Кореляне зафиксированы писцами в двух располагавшихся рядом погостах Порховского уезда – Дубровенском (деревня Заречье, Юрка Корелянин) и Ручьевском погостах (починок Богово, Ивашко Корелянин), а также в Васильевском погосте Новгородского уезда (деревня Горка, Ермак Корелянин). Существует точка зрения, согласно которой прозвище Корелянин имело территориальный, а не этнический оттенок10. Строгое разделение территориального и этнического значения здесь вряд ли обоснованно. Видимо, Корелянин – это адаптированное в древнерусском языке оригинальное этническое название Каг/аШте11. В писцовых книгах и актах встречаются носители прозвища Корелянин, имеющие исключительно календарные имена в славянской форме. Есть единственный случай, когда Корелянин имел календарное имя в прибалтийско-финской форме – это Олфуй Юрьев Корелянин. Олфуй в 50-60-х гг. XV в. владел землей в «Корелской земли, промежю пятью родъ корелскихъ детей»12. К какому именно роду относился Олфуй – неизвестно, но, очевидно, он был карелом. Важно также отметить, что Корельский уезд Водской пятины имел значительный антропони-мический и топонимический пласт прибалтийско-финского происхождения, что свидетельствует об освоении данной территории карелами. Об этом же говорят данные археологических исследований Корельской земли и Корельского уезда в период XI-XV вв.13 Всё это позволяет видеть в Корелянах не только мигрантов из Корельского уезда, но и представителей прибалтийско-финского этноса – карелов.

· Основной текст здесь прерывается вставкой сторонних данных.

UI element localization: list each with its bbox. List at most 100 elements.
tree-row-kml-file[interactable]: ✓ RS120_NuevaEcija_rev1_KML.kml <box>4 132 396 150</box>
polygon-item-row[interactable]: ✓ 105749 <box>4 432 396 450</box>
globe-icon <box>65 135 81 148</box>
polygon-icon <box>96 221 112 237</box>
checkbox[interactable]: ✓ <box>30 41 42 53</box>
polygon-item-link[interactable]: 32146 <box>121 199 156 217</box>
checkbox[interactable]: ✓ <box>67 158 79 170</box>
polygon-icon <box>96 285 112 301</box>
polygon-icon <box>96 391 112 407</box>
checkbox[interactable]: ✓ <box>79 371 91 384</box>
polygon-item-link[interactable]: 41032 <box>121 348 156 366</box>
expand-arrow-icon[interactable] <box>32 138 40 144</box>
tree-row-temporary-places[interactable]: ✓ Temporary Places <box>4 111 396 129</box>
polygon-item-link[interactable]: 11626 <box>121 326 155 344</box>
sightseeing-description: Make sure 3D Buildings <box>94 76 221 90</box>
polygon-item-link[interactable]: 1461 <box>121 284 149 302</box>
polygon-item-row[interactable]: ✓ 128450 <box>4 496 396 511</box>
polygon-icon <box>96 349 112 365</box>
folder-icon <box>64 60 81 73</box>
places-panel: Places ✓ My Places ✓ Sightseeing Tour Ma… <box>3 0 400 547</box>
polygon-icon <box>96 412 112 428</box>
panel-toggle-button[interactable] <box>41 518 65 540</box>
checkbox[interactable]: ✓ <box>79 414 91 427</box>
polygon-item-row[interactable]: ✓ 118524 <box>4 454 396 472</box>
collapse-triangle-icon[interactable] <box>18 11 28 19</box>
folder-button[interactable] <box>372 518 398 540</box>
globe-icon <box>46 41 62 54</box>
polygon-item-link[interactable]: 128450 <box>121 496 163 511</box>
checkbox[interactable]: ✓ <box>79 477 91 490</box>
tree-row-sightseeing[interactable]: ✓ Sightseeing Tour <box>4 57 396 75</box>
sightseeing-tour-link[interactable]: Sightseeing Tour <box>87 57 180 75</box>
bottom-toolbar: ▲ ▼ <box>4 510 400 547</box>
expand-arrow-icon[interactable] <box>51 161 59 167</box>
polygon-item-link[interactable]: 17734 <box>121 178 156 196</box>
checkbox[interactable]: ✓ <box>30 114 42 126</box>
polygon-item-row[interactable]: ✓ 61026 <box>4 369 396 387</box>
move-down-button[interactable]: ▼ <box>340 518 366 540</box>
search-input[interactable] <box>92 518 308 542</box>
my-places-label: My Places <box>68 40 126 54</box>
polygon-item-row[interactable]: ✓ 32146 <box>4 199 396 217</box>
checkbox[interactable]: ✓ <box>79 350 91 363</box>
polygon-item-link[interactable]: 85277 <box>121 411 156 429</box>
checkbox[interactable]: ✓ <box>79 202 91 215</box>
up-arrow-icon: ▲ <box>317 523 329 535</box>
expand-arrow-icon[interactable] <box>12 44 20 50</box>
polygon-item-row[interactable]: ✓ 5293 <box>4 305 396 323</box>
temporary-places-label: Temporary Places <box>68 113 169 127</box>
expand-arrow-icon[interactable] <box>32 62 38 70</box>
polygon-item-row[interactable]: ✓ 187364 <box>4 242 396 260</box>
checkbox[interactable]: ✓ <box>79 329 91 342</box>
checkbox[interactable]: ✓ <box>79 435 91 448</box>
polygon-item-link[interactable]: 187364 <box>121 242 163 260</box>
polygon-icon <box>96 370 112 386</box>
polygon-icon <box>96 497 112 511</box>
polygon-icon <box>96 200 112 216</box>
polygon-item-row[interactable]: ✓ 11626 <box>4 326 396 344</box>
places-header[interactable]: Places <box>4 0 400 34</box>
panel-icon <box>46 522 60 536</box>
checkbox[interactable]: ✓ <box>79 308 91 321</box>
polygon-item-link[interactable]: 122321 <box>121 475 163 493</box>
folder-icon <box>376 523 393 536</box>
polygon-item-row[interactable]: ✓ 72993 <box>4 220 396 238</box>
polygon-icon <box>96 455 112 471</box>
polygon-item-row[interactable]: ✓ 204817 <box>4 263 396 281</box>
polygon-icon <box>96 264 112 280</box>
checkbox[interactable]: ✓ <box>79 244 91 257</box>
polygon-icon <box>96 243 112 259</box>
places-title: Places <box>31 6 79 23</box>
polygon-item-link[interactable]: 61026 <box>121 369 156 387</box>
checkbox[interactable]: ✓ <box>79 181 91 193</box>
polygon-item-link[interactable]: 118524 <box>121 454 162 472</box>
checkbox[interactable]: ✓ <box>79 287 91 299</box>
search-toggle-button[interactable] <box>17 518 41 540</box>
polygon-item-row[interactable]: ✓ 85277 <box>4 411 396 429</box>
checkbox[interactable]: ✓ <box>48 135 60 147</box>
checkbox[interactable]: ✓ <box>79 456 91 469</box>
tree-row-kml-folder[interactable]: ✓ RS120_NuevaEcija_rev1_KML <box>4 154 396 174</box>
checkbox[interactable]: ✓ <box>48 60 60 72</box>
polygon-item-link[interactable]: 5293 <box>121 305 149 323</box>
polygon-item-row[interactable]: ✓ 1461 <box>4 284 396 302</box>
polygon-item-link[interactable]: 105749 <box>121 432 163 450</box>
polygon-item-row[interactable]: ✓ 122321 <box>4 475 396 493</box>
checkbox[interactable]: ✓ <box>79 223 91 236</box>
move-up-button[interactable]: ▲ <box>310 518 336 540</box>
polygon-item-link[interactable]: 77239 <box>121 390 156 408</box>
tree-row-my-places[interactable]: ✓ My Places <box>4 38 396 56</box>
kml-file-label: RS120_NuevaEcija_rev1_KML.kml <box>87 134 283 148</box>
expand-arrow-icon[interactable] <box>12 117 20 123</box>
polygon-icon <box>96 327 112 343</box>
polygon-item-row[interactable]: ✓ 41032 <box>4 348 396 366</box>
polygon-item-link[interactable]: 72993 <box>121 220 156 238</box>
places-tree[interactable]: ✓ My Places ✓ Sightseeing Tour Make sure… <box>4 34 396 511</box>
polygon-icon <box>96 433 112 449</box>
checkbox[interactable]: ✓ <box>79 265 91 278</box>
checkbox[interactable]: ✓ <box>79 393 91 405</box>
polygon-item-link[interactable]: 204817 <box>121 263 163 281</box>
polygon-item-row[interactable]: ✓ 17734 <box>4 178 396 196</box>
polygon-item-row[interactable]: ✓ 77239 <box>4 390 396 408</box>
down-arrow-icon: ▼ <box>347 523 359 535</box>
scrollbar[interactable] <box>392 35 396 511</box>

Дважды зафиксированы Чудины – Ивашко Чудин (деревня Заборовье Болчинского погоста) и Сидор Чудин (сельцо Горки Коростынского погоста). В Новгородской земле география прозвища Чудин такова: это Сойкинский полуостров, район городов Ямы и Копорья, долина реки Систы, на нижней Луге и в верховьях реки Вальи. Именно на этих территориях концентрировалась прибалтийско-финская антропонимия и ойконимия; там же выявлены комплексы захоронений с водскими предметами14. Таким образом, в Чудинах можно усматривать представителей води.
Ижерянин отмечен единственный раз – в Дремятцком погосте Новгородского уезда (деревня Стороннее, Яшко Ижерянин)15. Прозвище Ижерянин было наиболее распространенным в Ижорском, Дудоровском и Ярвосольском погостах Водской пятины – они составляли анклав неславянской антропонимии и ойконимии, а также ижорских древностей16. В этом случае есть основания считать Ижерян представителями ижоры.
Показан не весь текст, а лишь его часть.